La vallée dérangeante du webdesign
Hier, Andrew Ray a lancé un appel aux webdesigners auquel je ne peux qu’approuver : « Arrêtez d’utiliser des ombres portées courbées« .
Le phénomène des ombres portées courbées est une mode de design dégoûtante qui doit cesser. Maintenant. Peut être que vous trouvez ça joli. Vous avez tort.
Elles me donnent envie de vomir en créant une surface impossible.
L’intention est de rendre les coins de l’image incurvés. C’est horriblement raté. Pour que l’effet marche, les coins devraient être visuellement déformés. Ils ne le sont pas. Ils sont parfaitement en angle à 90 degrés. Ça donne l’impression que l’image est placée sur une surface incurvée.

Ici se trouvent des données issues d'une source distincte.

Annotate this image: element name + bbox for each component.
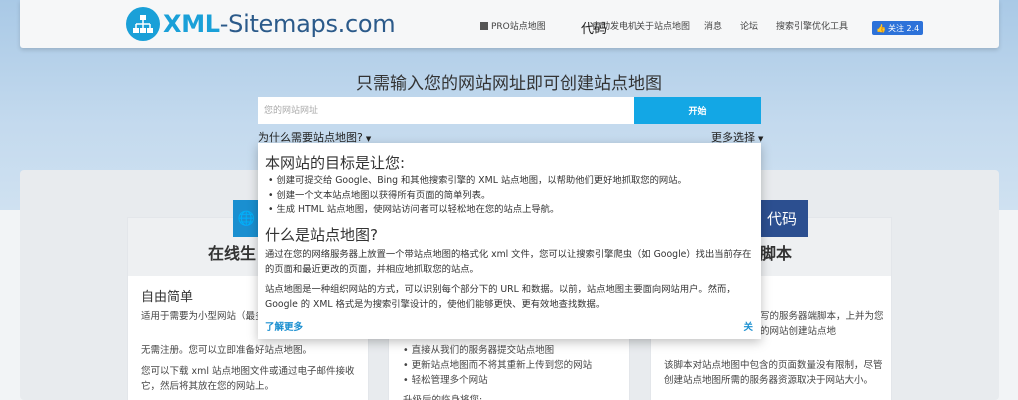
nav-forum[interactable]: 论坛	[740, 19, 758, 32]
list-item: 直接从我们的服务器提交站点地图	[403, 343, 592, 358]
sitemap-explanation-2: 站点地图是一种组织网站的方式，可以识别每个部分下的 URL 和数据。以前，站点地…	[265, 284, 736, 310]
website-url-input[interactable]	[258, 97, 634, 124]
why-sitemap-popup: 本网站的目标是让您: 创建可提交给 Google、Bing 和其他搜索引擎的 X…	[258, 143, 761, 339]
script-heading: 脚本	[760, 244, 793, 263]
goal-heading: 本网站的目标是让您:	[265, 154, 406, 172]
pro-card-tail: 升级后的临身将您:	[403, 392, 482, 400]
thumbs-up-icon: 👍	[876, 23, 886, 33]
goals-list: 创建可提交给 Google、Bing 和其他搜索引擎的 XML 站点地图，以帮助…	[268, 174, 687, 218]
left-card-text-2: 无需注册。您可以立即准备好站点地图。	[141, 345, 313, 356]
like-label: 关注 2.4	[887, 23, 920, 33]
list-item: 创建一个文本站点地图以获得所有页面的简单列表。	[268, 189, 687, 204]
sitemap-explanation-1: 通过在您的网络服务器上放置一个带站点地图的格式化 xml 文件，您可以让搜索引擎…	[265, 249, 752, 275]
online-generator-heading: 在线生	[208, 244, 257, 263]
sitemap-icon	[126, 7, 160, 41]
globe-icon: 🌐	[233, 200, 260, 237]
hero-title: 只需输入您的网站网址即可创建站点地图	[356, 74, 662, 94]
nav-seo-tools[interactable]: 搜索引擎优化工具	[776, 19, 848, 32]
right-card-text-1: 写的服务器端脚本，上并为您的网站创建站点地	[760, 311, 884, 337]
facebook-like-button[interactable]: 👍 关注 2.4	[872, 21, 924, 35]
list-item: 创建可提交给 Google、Bing 和其他搜索引擎的 XML 站点地图，以帮助…	[268, 174, 686, 189]
site-logo[interactable]: XML-Sitemaps.com	[126, 7, 396, 41]
site-header: XML-Sitemaps.com PRO站点地图 自动发电机 关于站点地图 消息…	[20, 0, 999, 48]
learn-more-link[interactable]: 了解更多	[265, 319, 303, 333]
logo-text: XML-Sitemaps.com	[163, 10, 396, 38]
nav-pro-sitemaps[interactable]: PRO站点地图	[480, 19, 546, 32]
code-badge: 代码	[756, 200, 808, 237]
pro-features-list: 直接从我们的服务器提交站点地图 更新站点地图而不将其重新上传到您的网站 轻松管理…	[403, 343, 593, 388]
what-is-sitemap-heading: 什么是站点地图?	[265, 226, 378, 244]
list-item: 更新站点地图而不将其重新上传到您的网站	[403, 358, 593, 373]
pro-icon	[480, 22, 488, 30]
nav-news[interactable]: 消息	[704, 19, 722, 32]
caret-down-icon: ▼	[758, 135, 764, 143]
right-card-text-2: 该脚本对站点地图中包含的页面数量没有限制，尽管创建站点地图所需的服务器资源取决于…	[664, 360, 883, 386]
close-link[interactable]: 关	[743, 319, 753, 333]
nav-code-overlay: 代码	[581, 22, 608, 37]
caret-down-icon: ▼	[365, 135, 372, 143]
list-item: 生成 HTML 站点地图，使网站访问者可以轻松地在您的站点上导航。	[268, 203, 687, 218]
list-item: 轻松管理多个网站	[403, 373, 592, 388]
left-card-text-3: 您可以下载 xml 站点地图文件或通过电子邮件接收它，然后将其放在您的网站上。	[141, 366, 355, 392]
nav-about-sitemaps[interactable]: 关于站点地图	[636, 19, 690, 32]
free-simple-subheading: 自由简单	[141, 290, 194, 305]
start-button[interactable]: 开始	[634, 97, 761, 124]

Si vous avez la moindre aptitude de repère dans l’espace, l’image ci-dessus doit vous rendre nauséeux. Le texte est placé sur une surface incurvée mais n’est pourtant pas déformé. C’est une structure impossible. C’est comme lire du texte sur un fond à motifs. Ça détériore inconsciemment la compréhension de la lecture, ça cause des indigestions, et ça dégrade votre crédibilité en tant que designer.
Ce n’est pas la première fois que je vois une mode aussi dégoûtante se répandre dans le webdesign. La dernière fois, c’était la mode d’ajouter des reflets sous tout et n’importe quoi.
Devinez quoi, monsieur-le-graphiste-apprenti-sorcier-apprenti-physicien. Même dans les théories les plus folles de la physique quantique et des multiples univers parallèles, jamais l’écran de cet ordinateur ne se reflétera ainsi sur la surface sur laquelle il est posé. Jamais. Ça ne veut pas dire que vous ne devez jamais faire de reflets. Mais clairement pas comme ça.
Parce que le problème, quand je rencontre une erreur comme celle-ci sur une page web, c’est que mon cerveau passe immédiatement en mode « Oh oh, il y a quelque chose qui cloche ». Je vais essayer de passer à côté, de lire le contenu de la page. Mais mon cerveau va revenir à la charge : « Non mais t’as vu ce reflet ? Tu crois que ce serait possible en vrai ? ». J’essaierais quand même de poursuivre ma lecture. Mais ça me trottera toujours en tête.
En y réfléchissant, ça m’a rappelé l’effet de la vallée dérangeante (ou « Uncanny Valley » en anglais) :
L’effet de la vallée dérangeante est une réaction psychologique devant certains robots humanoïdes. Il décrit le fait que plus un robot humanoïde est similaire à un être humain, plus ses imperfections nous paraissent monstrueuses. Ainsi, certains observateurs seront plus à l’aise en face d’un robot clairement artificiel que devant un robot doté d’une peau, de vêtements et d’un visage pouvant passer pour humain. La théorie prévoit cependant qu’au delà d’un certain niveau de perfection dans l’imitation, les robots humanoïdes sont beaucoup mieux acceptés. C’est pour cela qu’est utilisé le terme de vallée : il s’agit d’une zone à franchir dans laquelle chaque progrès fait vers l’imitation humaine amènera plus de rejet avant de finalement amener une acceptation plus grande.
Le problème des ombres portées courbées ou des reflets sous un produit, ce ne sont pas les effets en eux-mêmes. Mais c’est le fait que mal réalisés, ils ne sont plus crédibles et deviennent totalement repoussants. On atteint alors la vallée dérangeante du webdesign.